Case Study of ‘Long-Lasting’ Response to Nivolumab in Patient With BRCA1 Mutation
Posted: Tuesday, September 3, 2019
According to a case study published in Clinical Genitourinary Cancer, a patient with metastatic clear cell renal cell carcinoma and a BRCA1 mutation experienced a “long-lasting” partial response to the immune checkpoint inhibitor nivolumab. “We postulate the hypothesis that our metastatic clear cell renal cell carcinoma patient might have well responded with nivolumab treatment because of the presence of a pathogenic germline BRCA1 mutation,” noted Benoit Beuselinck, MD, of the Leuven Cancer Institute in Belgium, and colleagues.
The case study centered on a male patient, aged 69 years, who had undergone a radical nephrectomy with lymphadenectomy to treat grade 4 clear cell renal cell carcinoma. The patient experienced a relapse more than 10 years later with metastases to his liver; the disease progressed until a metastasis developed near the diaphragm 2 years after that.
After first-line sunitinib treatment, the patient achieved a partial response for a duration of 27 months. Second-line axitinib was introduced due to continued disease progression, but the patient developed bone lesions and adenopathy within 3 months. Finally, third-line nivolumab was administered. In addition, the patient underwent radiation for a metastasis on the sternum. An initial evaluation 2 months later revealed stable disease. About 4 months after the start of immunotherapy, all lesions had responded to treatment, as shown on computed tomography imaging. At recent follow-up, the patient showed a “deep” partial response.

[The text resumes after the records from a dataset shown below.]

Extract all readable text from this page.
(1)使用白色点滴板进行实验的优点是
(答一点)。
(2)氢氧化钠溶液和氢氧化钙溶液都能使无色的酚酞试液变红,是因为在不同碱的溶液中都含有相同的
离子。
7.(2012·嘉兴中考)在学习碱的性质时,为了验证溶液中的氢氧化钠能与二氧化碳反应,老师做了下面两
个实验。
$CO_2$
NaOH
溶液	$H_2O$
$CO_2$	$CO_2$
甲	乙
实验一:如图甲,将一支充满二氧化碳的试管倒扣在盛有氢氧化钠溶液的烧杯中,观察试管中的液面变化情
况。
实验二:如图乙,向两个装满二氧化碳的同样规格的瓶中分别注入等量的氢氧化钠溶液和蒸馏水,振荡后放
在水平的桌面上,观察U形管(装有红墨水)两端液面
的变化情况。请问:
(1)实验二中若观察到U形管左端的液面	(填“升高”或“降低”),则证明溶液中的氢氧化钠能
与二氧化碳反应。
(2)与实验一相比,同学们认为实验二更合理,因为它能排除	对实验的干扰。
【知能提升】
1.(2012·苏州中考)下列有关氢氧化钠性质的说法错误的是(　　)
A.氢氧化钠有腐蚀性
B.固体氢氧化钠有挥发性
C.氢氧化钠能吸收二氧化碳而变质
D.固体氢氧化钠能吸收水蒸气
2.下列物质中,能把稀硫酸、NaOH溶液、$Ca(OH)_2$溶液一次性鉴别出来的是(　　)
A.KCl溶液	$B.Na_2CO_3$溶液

The patient was also found to have a germline pathogenic BRCA1 mutation. When compared with the median expression levels of 290 patients with clear cell renal cell carcinoma, the patient’s primary kidney tumor had twice the level of VEGFR2-mRNA, although its expression of P-1 and PD-L1 was below median. Researchers also noted two other case studies of patients with metastatic renal cell carcinoma and somatic or germline mutations who benefited from immunotherapy.
Disclosure: Dr. Beuselinck received an unrestricted research grant and a speaker’s fee from Bristol-Myers Squibb. The other authors reported no conflicts of interest.